Hacker News new | ask | show | jobs
by ruben81adelaide 1507 days ago
@synicalx thanks for your feedback.

I will see if there is anything visible in Cloud Watch.

> - Other than the (presumably) one change made to that RDS instance at ~4.30AM, were there any other changes made to it, specifically to its storage, prior to the autoscaling event?

At 4.30 the following has been logged: "Storage size 999 GB is approaching the maximum storage threshold 1000 GB. Increase the maximum storage threshold."

However the auto scaling event started at 10.17.

> - Had this service been tested on RDS prior to the migration being performed?

We have performed a dozen migration simulations in our Sandbox Account in multiple weeks. We developed scripts and automation to make the actual migration. The only difference in the Sandbox Account is that the RDS database was smaller in CPU and RAM.

> - Were any other changes made, that may potentially effect your DB? For example a query being changed or something of that nature.

I will double check with the team, but all the migration was fully automated with scripts. I have not been reported any action required outside executing the automation scripts and performing the plan.

2 comments

Yeah I feel like something was definitely up with RDS, or at least this event is suspicious enough to warrant further investigation. Step one is definitely get all your "evidence" together - CloudWatch screenshots, logs, maybe cloudtrail etc. and then double check there's nothing you missed or any boo-boos in the scripts or data.

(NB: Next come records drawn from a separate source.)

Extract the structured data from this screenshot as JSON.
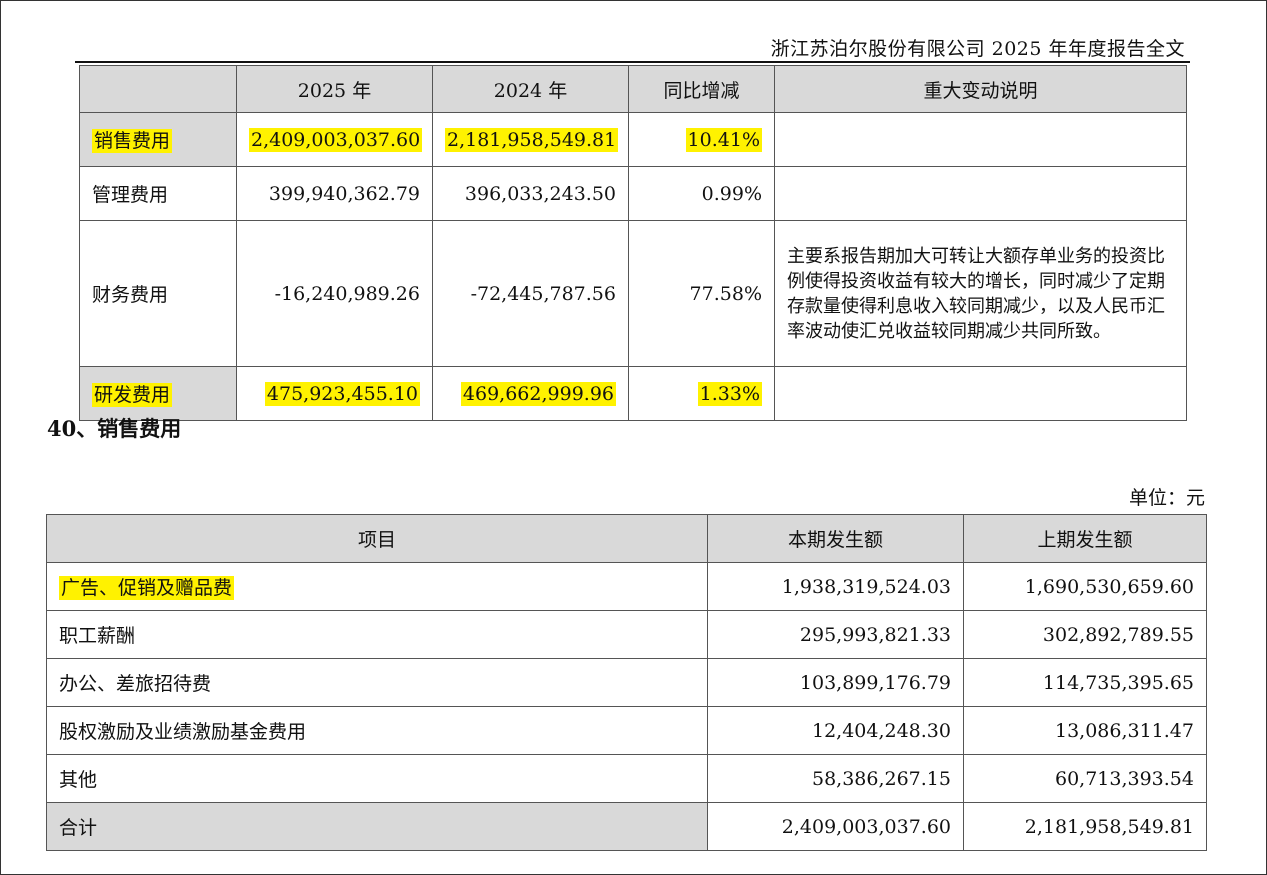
{
  "header": {
    "title": "浙江苏泊尔股份有限公司 2025 年年度报告全文"
  },
  "table1": {
    "headers": [
      "",
      "2025 年",
      "2024 年",
      "同比增减",
      "重大变动说明"
    ],
    "rows": [
      {
        "label": "销售费用",
        "y2025": "2,409,003,037.60",
        "y2024": "2,181,958,549.81",
        "change": "10.41%",
        "note": ""
      },
      {
        "label": "管理费用",
        "y2025": "399,940,362.79",
        "y2024": "396,033,243.50",
        "change": "0.99%",
        "note": ""
      },
      {
        "label": "财务费用",
        "y2025": "-16,240,989.26",
        "y2024": "-72,445,787.56",
        "change": "77.58%",
        "note": "主要系报告期加大可转让大额存单业务的投资比例使得投资收益有较大的增长，同时减少了定期存款量使得利息收入较同期减少，以及人民币汇率波动使汇兑收益较同期减少共同所致。"
      },
      {
        "label": "研发费用",
        "y2025": "475,923,455.10",
        "y2024": "469,662,999.96",
        "change": "1.33%",
        "note": ""
      }
    ]
  },
  "section": {
    "title": "40、销售费用",
    "unit": "单位：元"
  },
  "table2": {
    "headers": [
      "项目",
      "本期发生额",
      "上期发生额"
    ],
    "rows": [
      {
        "item": "广告、促销及赠品费",
        "current": "1,938,319,524.03",
        "previous": "1,690,530,659.60"
      },
      {
        "item": "职工薪酬",
        "current": "295,993,821.33",
        "previous": "302,892,789.55"
      },
      {
        "item": "办公、差旅招待费",
        "current": "103,899,176.79",
        "previous": "114,735,395.65"
      },
      {
        "item": "股权激励及业绩激励基金费用",
        "current": "12,404,248.30",
        "previous": "13,086,311.47"
      },
      {
        "item": "其他",
        "current": "58,386,267.15",
        "previous": "60,713,393.54"
      },
      {
        "item": "合计",
        "current": "2,409,003,037.60",
        "previous": "2,181,958,549.81"
      }
    ]
  },
  "colors": {
    "highlight": "#fff200",
    "header_bg": "#d9d9d9"
  }
}
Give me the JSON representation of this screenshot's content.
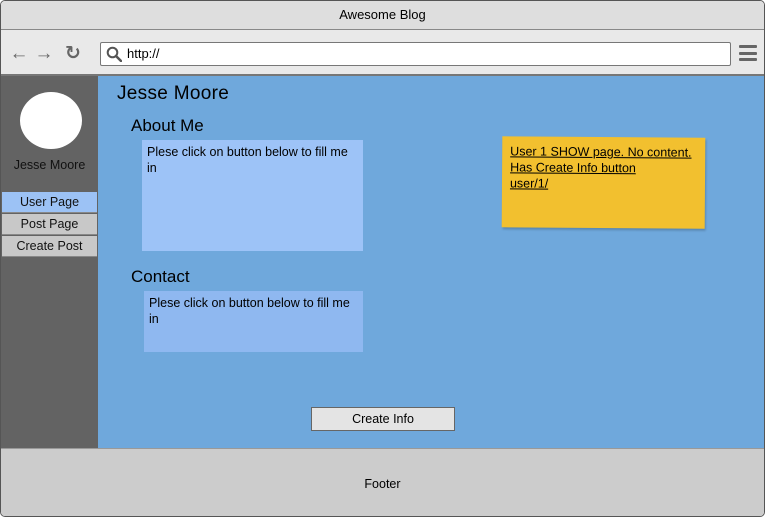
{
  "window": {
    "title": "Awesome Blog"
  },
  "browser": {
    "url": "http://",
    "back_icon": "arrow-left-icon",
    "forward_icon": "arrow-right-icon",
    "reload_icon": "reload-icon",
    "menu_icon": "hamburger-menu-icon"
  },
  "sidebar": {
    "name": "Jesse Moore",
    "items": [
      {
        "label": "User Page",
        "active": true
      },
      {
        "label": "Post Page",
        "active": false
      },
      {
        "label": "Create Post",
        "active": false
      }
    ]
  },
  "main": {
    "title": "Jesse Moore",
    "about": {
      "heading": "About Me",
      "text": "Plese click on button below to fill me in"
    },
    "contact": {
      "heading": "Contact",
      "text": "Plese click on button below to fill me in"
    },
    "create_button": "Create Info"
  },
  "note": {
    "line1": "User 1 SHOW page. No content. Has Create Info button",
    "line2": "user/1/"
  },
  "footer": {
    "text": "Footer"
  },
  "colors": {
    "main_bg": "#6fa8dc",
    "sidebar_bg": "#636363",
    "active_item": "#9cc2f5",
    "note_bg": "#f2c02f"
  }
}
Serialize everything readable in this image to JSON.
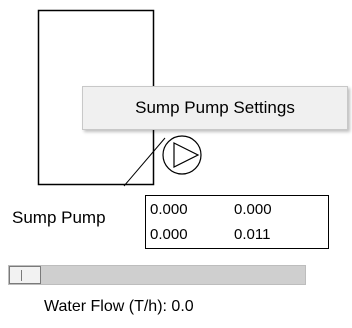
{
  "context_menu": {
    "items": [
      {
        "label": "Sump Pump Settings"
      }
    ]
  },
  "pump": {
    "label": "Sump Pump",
    "readout": [
      [
        "0.000",
        "0.000"
      ],
      [
        "0.000",
        "0.011"
      ]
    ]
  },
  "slider": {
    "value_fraction": 0.0
  },
  "water_flow": {
    "label": "Water Flow (T/h):",
    "value": "0.0"
  }
}
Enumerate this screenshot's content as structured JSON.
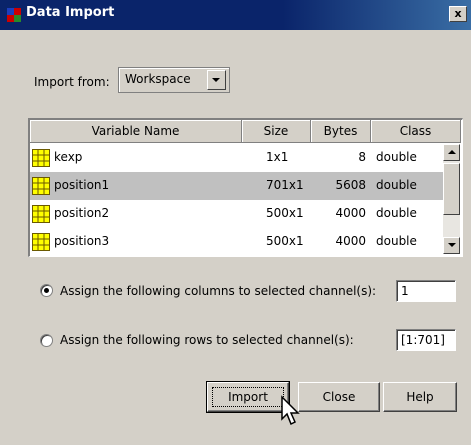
{
  "window": {
    "title": "Data Import",
    "close_label": "x"
  },
  "import_from": {
    "label": "Import from:",
    "value": "Workspace"
  },
  "table": {
    "headers": [
      "Variable Name",
      "Size",
      "Bytes",
      "Class"
    ],
    "rows": [
      {
        "name": "kexp",
        "size": "1x1",
        "bytes": "8",
        "class": "double",
        "selected": false
      },
      {
        "name": "position1",
        "size": "701x1",
        "bytes": "5608",
        "class": "double",
        "selected": true
      },
      {
        "name": "position2",
        "size": "500x1",
        "bytes": "4000",
        "class": "double",
        "selected": false
      },
      {
        "name": "position3",
        "size": "500x1",
        "bytes": "4000",
        "class": "double",
        "selected": false
      }
    ]
  },
  "options": {
    "columns": {
      "label": "Assign the following columns to selected channel(s):",
      "value": "1",
      "checked": true
    },
    "rows": {
      "label": "Assign the following rows to selected channel(s):",
      "value": "[1:701]",
      "checked": false
    }
  },
  "buttons": {
    "import": "Import",
    "close": "Close",
    "help": "Help"
  },
  "colors": {
    "titlebar": "#0a246a",
    "dialog": "#d4d0c8",
    "selected_row": "#c0c0c0",
    "icon_yellow": "#ffff00"
  }
}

Either way, definitely mention your support interaction to your account manager if you have one, from how you've described it this was a pretty poor interaction especially if you're paying for Business support. If it's definitely not something you caused, I would also ask them to escalate the issue and get you an explanation as to why RDS did what it did.

> Does Cloudwatch confirm that RDS "needed" to scale?

Actually you pointed out to a clue that I missed. I should have checked cloud watch!

The free space graphs shows that at some point something got the 200 GB of space that we originally assigned.

This is a good clue that I am going to dig in.

Thanks for your feedback!

EDIT: Cloudwatch metrics in RDS has been the key to find the source of the issue.

So what was it? My money would be on (in order): Wal, logs, unexpected indices growth.
The things started to go from bad to worse when work_mem parameter has not been set up correctly.

Some queries that requires a large amount of memory to process started to use disk.

Once the autoscaling kicked in, even if we would have realized about it, wouldn't have helped as you are locked out of the system.

The auto-scaling event was triggered earlier than our alerts for low disk available.

What I don't know yet, is that we have been moving services for multiple days, and the service that required the work_mem parameter was in production in that AWS for 48 hours before started to use disk rather than memory to process the SQL Queries.

Interesting problem to come across, sounds like this is a scenario where RDS and the lack of host access/visibility was a bit of a handicap. Glad you found the issue though, hopefully things go smooth next time!